Hamburg

Fest in der Turnhalle

Dmytro Bondarenko begrüßt die Gäste. Foto: Moritz Piehler

Es war kein Zufall, dass die Veranstaltung ausgerechnet an diesem Ort stattfinden sollte. In der Turnhalle der Talmud-Tora Schule hatten sich schließlich schon vor vielen Jahrzehnten die Pioniere der jüdischen Sportvereine in Hamburg getroffen. Um Sport zu treiben, sich in Gemeinschaft zu versammeln und nicht zuletzt die Grundsteine der Makkabi-Bewegung mit zu legen.

Nun konnte dort das 100-jährige Jubiläum gefeiert werden, auch wenn es durch die Pandemie bedingt eigentlich schon das 101. Jubiläum ist, nachdem die Veranstaltung aus dem vergangenen Jahr verschoben werden musste. Dafür konnte die Feier dann 2022, wenn auch mit Verspätung, so doch wenigstens vor einer gut gefüllten Halle stattfinden.

Sportlegenden Dekoriert waren die Fenster der Turnhalle, die auch heute noch von der Josef-Carlebach-Schule genutzt wird, mit den Fotos von den Größen der jüdischen Sportgeschichte, die jeweils mit Kurz-Biografien vorgestellt wurden.

Der berühmte Fußballspieler Julius Hirsch war da genauso zu finden, wie die Tennisspielerin Nelly Neppach, Deutsche Meisterin von 1929 oder der Einshockeyspieler Rudi Ball. Aber auch jüdische Athletinnen der Gegenwart wie die viermalige Olympia-Schwimmerin Sarah Poewe zierten mit Fotos in Aktion die Wände.

Denn dass es trotz der langen Historie nicht nur um die Vergangenheit gehen sollte, stellte der Vorstandsvorsitzende Dmytro Bondarenko in seiner Jubiläums-Ansprache schnell klar. Zwar führte Bondarenko kurz durch die Entstehungsgeschichte des TuS Makkabi, dies sogar bis ins Jahr 1899 zurückreicht, als ehemalige Schüler der Talmud-Tora-Schule sich zum Sporttreiben zusammenschlossen und schließlich mit Bar Kochba Hamburg den Vorgängerverein gründeten, der sich dann 1921 dem neu gegründeten Weltverband anschloss.

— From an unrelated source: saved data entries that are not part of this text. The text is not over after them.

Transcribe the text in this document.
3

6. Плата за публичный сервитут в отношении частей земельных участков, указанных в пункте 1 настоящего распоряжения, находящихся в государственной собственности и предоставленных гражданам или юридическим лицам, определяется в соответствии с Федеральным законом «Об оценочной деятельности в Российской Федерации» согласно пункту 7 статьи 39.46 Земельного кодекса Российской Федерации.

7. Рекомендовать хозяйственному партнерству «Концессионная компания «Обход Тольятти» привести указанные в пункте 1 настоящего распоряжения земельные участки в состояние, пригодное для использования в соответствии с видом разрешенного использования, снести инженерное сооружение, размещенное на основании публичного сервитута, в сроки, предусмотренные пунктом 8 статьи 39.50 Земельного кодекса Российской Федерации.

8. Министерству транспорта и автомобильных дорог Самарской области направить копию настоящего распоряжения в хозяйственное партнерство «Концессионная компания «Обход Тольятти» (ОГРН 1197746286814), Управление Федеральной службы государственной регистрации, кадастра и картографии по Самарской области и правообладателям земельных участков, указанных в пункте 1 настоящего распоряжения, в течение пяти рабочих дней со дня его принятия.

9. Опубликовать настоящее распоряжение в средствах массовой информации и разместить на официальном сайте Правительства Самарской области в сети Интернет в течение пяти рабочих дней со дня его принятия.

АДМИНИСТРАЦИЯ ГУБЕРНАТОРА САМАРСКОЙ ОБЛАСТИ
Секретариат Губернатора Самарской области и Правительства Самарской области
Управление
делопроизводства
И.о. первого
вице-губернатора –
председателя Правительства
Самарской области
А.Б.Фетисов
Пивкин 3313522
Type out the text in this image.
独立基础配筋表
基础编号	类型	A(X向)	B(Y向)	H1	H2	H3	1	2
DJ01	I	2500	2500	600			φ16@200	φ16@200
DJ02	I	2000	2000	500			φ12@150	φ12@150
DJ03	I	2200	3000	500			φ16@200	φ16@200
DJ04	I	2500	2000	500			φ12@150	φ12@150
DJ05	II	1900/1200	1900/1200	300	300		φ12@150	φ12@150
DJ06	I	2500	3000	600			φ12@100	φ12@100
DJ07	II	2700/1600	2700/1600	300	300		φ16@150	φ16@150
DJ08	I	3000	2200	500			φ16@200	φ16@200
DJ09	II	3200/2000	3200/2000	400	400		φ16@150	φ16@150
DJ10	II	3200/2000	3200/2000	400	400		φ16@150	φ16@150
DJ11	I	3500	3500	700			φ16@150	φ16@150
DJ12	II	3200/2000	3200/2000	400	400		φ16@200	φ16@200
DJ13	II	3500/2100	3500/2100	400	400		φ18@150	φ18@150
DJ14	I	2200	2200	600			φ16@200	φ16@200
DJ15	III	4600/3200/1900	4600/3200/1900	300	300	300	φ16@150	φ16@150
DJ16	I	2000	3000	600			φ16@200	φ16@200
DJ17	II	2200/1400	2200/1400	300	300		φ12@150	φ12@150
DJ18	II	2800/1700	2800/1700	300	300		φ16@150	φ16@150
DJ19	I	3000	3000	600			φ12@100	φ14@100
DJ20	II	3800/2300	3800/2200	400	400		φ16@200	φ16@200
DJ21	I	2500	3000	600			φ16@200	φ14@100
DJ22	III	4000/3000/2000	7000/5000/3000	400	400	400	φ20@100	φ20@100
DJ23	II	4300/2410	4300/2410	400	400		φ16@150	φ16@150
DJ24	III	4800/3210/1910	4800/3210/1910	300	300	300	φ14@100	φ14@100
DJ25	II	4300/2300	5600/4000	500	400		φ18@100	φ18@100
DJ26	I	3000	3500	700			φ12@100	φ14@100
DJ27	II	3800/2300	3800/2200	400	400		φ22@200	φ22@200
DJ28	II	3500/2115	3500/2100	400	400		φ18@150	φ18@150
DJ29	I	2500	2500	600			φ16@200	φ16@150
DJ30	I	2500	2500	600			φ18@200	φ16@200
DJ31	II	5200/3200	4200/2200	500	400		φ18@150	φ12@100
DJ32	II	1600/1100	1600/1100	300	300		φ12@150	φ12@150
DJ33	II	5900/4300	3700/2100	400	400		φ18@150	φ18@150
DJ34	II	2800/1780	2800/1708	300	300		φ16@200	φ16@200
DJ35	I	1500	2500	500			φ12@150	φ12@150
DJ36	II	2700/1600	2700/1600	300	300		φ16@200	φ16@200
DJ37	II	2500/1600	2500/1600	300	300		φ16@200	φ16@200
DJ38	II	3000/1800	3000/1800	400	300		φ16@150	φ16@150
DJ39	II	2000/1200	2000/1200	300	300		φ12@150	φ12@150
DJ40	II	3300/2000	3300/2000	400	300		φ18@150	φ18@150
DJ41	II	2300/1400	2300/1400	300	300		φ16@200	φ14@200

Geschichte Doch eigentlich ging es vor allem um Gegenwart und Zukunft. Denn inzwischen sind in Deutschland wieder mehr als 5500 Mitglieder in den 40 Makkabi-Ortsvereinen organisiert. Diese treffen sich nicht nur zu den Deutschland Games, sondern entsenden auch eine deutsch-jüdische Sportler-Delegation zur Maccabiah nach Israel, die dort dieses Jahr im Juli wieder stattfinden wird. Stolz berichtete Bondarenko von den 13 Medaillen, die Hamburger Sportler und Sportlerinnen im vergangenen Jahr von den Makkabi Deutschland Games aus Düsseldorf mit zurück an die Elbe brachten.

TuS-Makkabi bemüht sich momentan besonders um die Integration von Geflüchteten aus der Ukraine.

Doch bei der Makkabi-Bewegung ging es immer um mehr als nur um Sport. So fand auch die integrative Arbeit und der wichtige Einsatz gegen Antisemitismus im Sport Erwähnung in der Jubiläumsrede. Diese manifestiert sich besonders in dem Projekt »Zusammen 1«. Über 200 Mitglieder sind inzwischen wieder in dem 1977 wiedergegründeten Verein in zwölf Sportarten von Badminton bis Yoga aktiv.

Musik Momentan bemüht sich der Verein besonders um die Integration von geflüchteten Menschen aus der Ukraine. Denn auch das kann Makkabi sein: Zuflucht und ein Stück neue Heimat. Beschlossen wurde der Festakt mit einem weiteren Brückenschlag: Einer Erinnerung an die Vergangenheit bei Esther Bejeranos Klezmer-Stück »Mir lebn ejbig« und der Darbietung eines modernen Coldplay-Popstückes mit »Viva la Vida«.

Die Zukunft konnte man indes während des Festakts schon vom Fußballfeld und der eigens aufgebauten Hüpfburg juchzen und kreischen hören.